Florida Cheapies

M.Dandaneau

Premium Member
Just thought I'd pop a pic in of our latest acquisition and brag a little about his cost......would you believe free?
Here in Florida, we get our mantis shrimp from the local live bait shops, as they often come in with the shrimp used as fishermen's bait.
The bait shops happily give them away, as the local nick-name is "thumbsplitters" and there is some liability involved if they accidently pass one off to an unwary tourist who has never seen one.
I would imagine anyone living in a coastal area can obtain specimens for nothing the same way (the one pictured is about 5" long and is being kep in an old Betta display tank (about 3-5 gals) of the type that is slotted to make compartments.
It's filtered by a small Penguin bio-wheel filter and live caularpa to help keep the nitrates down and works very well.
 
Thanks for the ID Gono.....much easier than researching, etc.!*grin**
Any idea on maximum size for these guys and are they all this gentle?
Being acutely aware of the damage they can inflict, I currently use tweezers to feed him, but he actually borders on dainty when he knows it's not something that has to be overpowered.
We also have a "stick" mantis-shrimp type animal found here, with a large one being 1/2"...they are white and move along sticks and blades of eelgrass much like an inchworm, then rearing up and swaying in the current waiting for brine shrimp/daphnia sized prey.
 
Chris = Jealous. I had to have a friend of mine bring me my mantis from about 400 miles away! Also, the rock at the LFS I work at hardly has ANY hitchhikers (crabs or shrimps at least) in its rock. I need to find some of these cool "mistakes"
 
Hitch hikers are great.....down here EVERY rock or shell has something hiding in it, ranging from small rock crabs, porcelain crabs by the thousands and the occassional octopus and brittle star.
Our beaches also have hundreds of really nice tube anemones with only moderately long tentacles that range from black to cinnamon ( in about 3" of water) and a type of sea cucumber called a thyone that have black feeding tentacles they put up from the sand that resemble a black/purple basket star.
 
The maximum size for Squilla empusa is about 8 inches. Generally they come in at 5 or 6. They are not particularly aggressive, although they do have a nasty habit of eating one another, particularly when they molt. This is a common species with a very broad geographic range extending from Maine to Brazil. We don't know much about how long they live, although they probably live less long than gonodactyids.

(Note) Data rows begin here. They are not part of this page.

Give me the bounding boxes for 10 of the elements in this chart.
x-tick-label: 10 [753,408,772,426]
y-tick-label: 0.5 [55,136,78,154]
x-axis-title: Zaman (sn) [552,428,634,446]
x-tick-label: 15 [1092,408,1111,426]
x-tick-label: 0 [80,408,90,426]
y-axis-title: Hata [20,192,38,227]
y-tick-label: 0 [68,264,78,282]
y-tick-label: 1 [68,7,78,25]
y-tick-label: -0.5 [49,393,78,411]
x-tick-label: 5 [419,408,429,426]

My guess is that a 5 inch S. e. is around three years old.

The small raptorial "inch worm" animals you describe are caprellid amphipods - commonly called "skeleton shrimp". They are not related to stomatopods although the "raptorial appendages" do look similar.

Roy
 
Thanks for the info....it's refreshing to meet someone with interests that are a little off "main stream", as there is so much fantastic life in the sea that is so sadly overlooked, much of it right here in our own back yards.
 
Dude,I would love to own one of those especially since my large male G. chiragra went to that big place in the sky not too long ago.:(And I've been trying to obtain this spearer.How much for shipping?